The efficiency of sorption of nutrients from wastewater is generally lower than from the distilled water-based solutions. This is due to the presence of other anions in the wastewater, e.g., chloride and sulfate, which compete with orthophosphates and nitrates for the active centers of the sorbent.

CH showed preferential sorption of P-PO₄ compared to N-NO₃. This could be due to the structure of the orthophosphate ion, which is able to form a larger number of hydrogen bonds with the functional groups of the sorbent compared to the nitrate ion. However, selective binding of individual nutrients is impossible.

The efficiency of nutrient sorption to CH from GW depended largely on the sorption pH value and was the highest at pH 4 and pH 2 in the case of orthophosphates and nitrates, respectively.

CH can modify the pH of greenhouse effluents. During sorption, the system always strives for a pH value that is close to the pH value of the sorbent used (for CH pH_PZC = 7.1). The higher the dose of sorbent used, the stronger this effect is.

The equilibrium time of both nutrients sorption from GW to CH was between 150 and 180 min and was shorter at higher sorbent doses. The sorption of P-PO₄ and N-NO₃ onto CH occurred in three main phases that differed in intensity and duration.

Effective removal of orthophosphates from GW can be achieved by simply correcting the pH of the wastewater (e.g., with NaOH). Under alkaline conditions (pH > 7), the orthophosphate ions are precipitated with the calcium and magnesium ions present in the wastewater. Increasing the pH of greenhouse wastewater to pH 8 and pH 9, for example, reduced the P-PO₄ concentration in the system by 93% and 98%, respectively. Due to the inability to precipitate nitrate ions with Ca²⁺ and Mg²⁺ ions, pH correction had no effect on the N-NO₃ concentration in the GW.

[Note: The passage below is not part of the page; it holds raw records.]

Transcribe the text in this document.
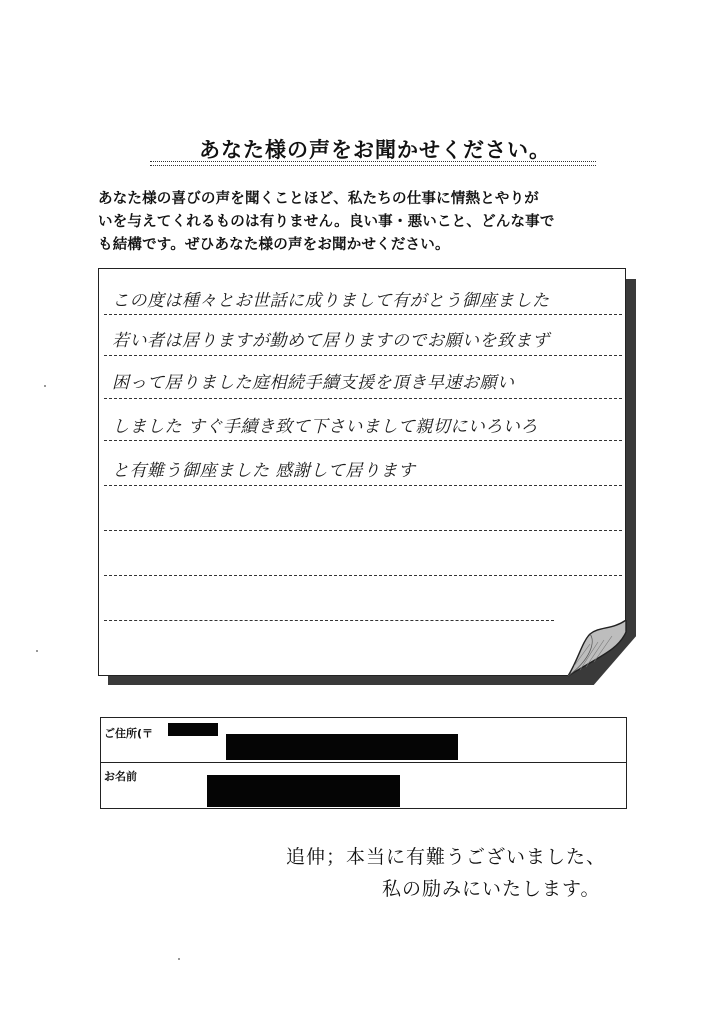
あなた様の声をお聞かせください。
あなた様の喜びの声を聞くことほど、私たちの仕事に情熱とやりが
いを与えてくれるものは有りません。良い事・悪いこと、どんな事で
も結構です。ぜひあなた様の声をお聞かせください。
この度は種々とお世話に成りまして有がとう御座ました
若い者は居りますが勤めて居りますのでお願いを致まず
困って居りました庭相続手續支援を頂き早速お願い
しました すぐ手續き致て下さいまして親切にいろいろ
と有難う御座ました 感謝して居ります
ご住所(〒
お名前
追伸；本当に有難うございました、
私の励みにいたします。
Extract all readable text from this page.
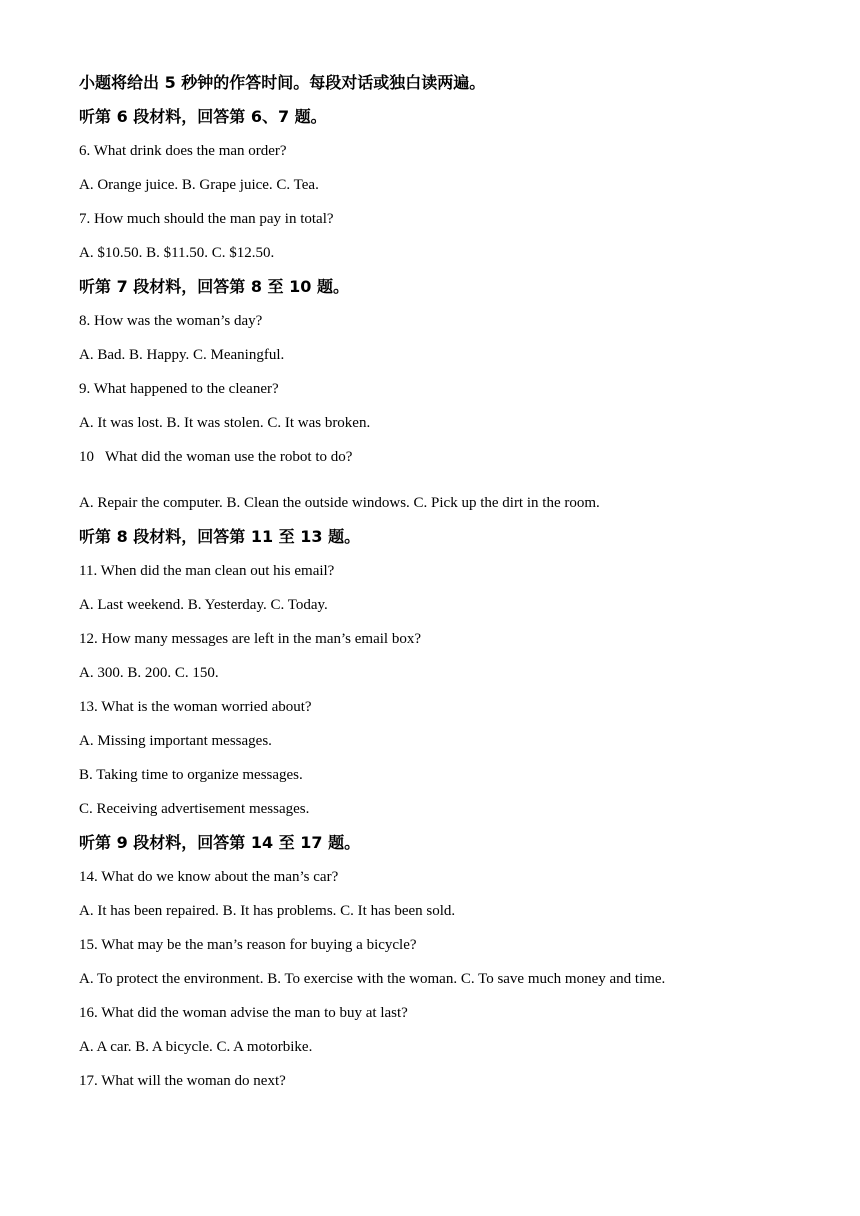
小题将给出 5 秒钟的作答时间。每段对话或独白读两遍。
听第 6 段材料，回答第 6、7 题。
6. What drink does the man order?
A. Orange juice. B. Grape juice. C. Tea.
7. How much should the man pay in total?
A. $10.50. B. $11.50. C. $12.50.
听第 7 段材料，回答第 8 至 10 题。
8. How was the woman’s day?
A. Bad. B. Happy. C. Meaningful.
9. What happened to the cleaner?
A. It was lost. B. It was stolen. C. It was broken.
10   What did the woman use the robot to do?
A. Repair the computer. B. Clean the outside windows. C. Pick up the dirt in the room.
听第 8 段材料，回答第 11 至 13 题。
11. When did the man clean out his email?
A. Last weekend. B. Yesterday. C. Today.
12. How many messages are left in the man’s email box?
A. 300. B. 200. C. 150.
13. What is the woman worried about?
A. Missing important messages.
B. Taking time to organize messages.
C. Receiving advertisement messages.
听第 9 段材料，回答第 14 至 17 题。
14. What do we know about the man’s car?
A. It has been repaired. B. It has problems. C. It has been sold.
15. What may be the man’s reason for buying a bicycle?
A. To protect the environment. B. To exercise with the woman. C. To save much money and time.
16. What did the woman advise the man to buy at last?
A. A car. B. A bicycle. C. A motorbike.
17. What will the woman do next?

It was found that Ca²⁺ and Mg²⁺ ions were practically not sorbed to CH, regardless of the pH of the GW. However, as mentioned, calcium and magnesium ions can be removed from the system at pH values > 7 by precipitation with the orthophosphates in the wastewater. In the case of calcium ions, precipitation with sulfates is also possible. At higher pH values (pH > 9), some Ca²⁺ and Mg²⁺ ions can also be precipitated from the wastewater as hydroxides.

The sorption of sulfates from GW on CH is only feasible at very low pH values (pH 2–3). The removal of S-SO₄ from wastewater is also possible by precipitation with calcium ions under alkaline conditions (pH > 7).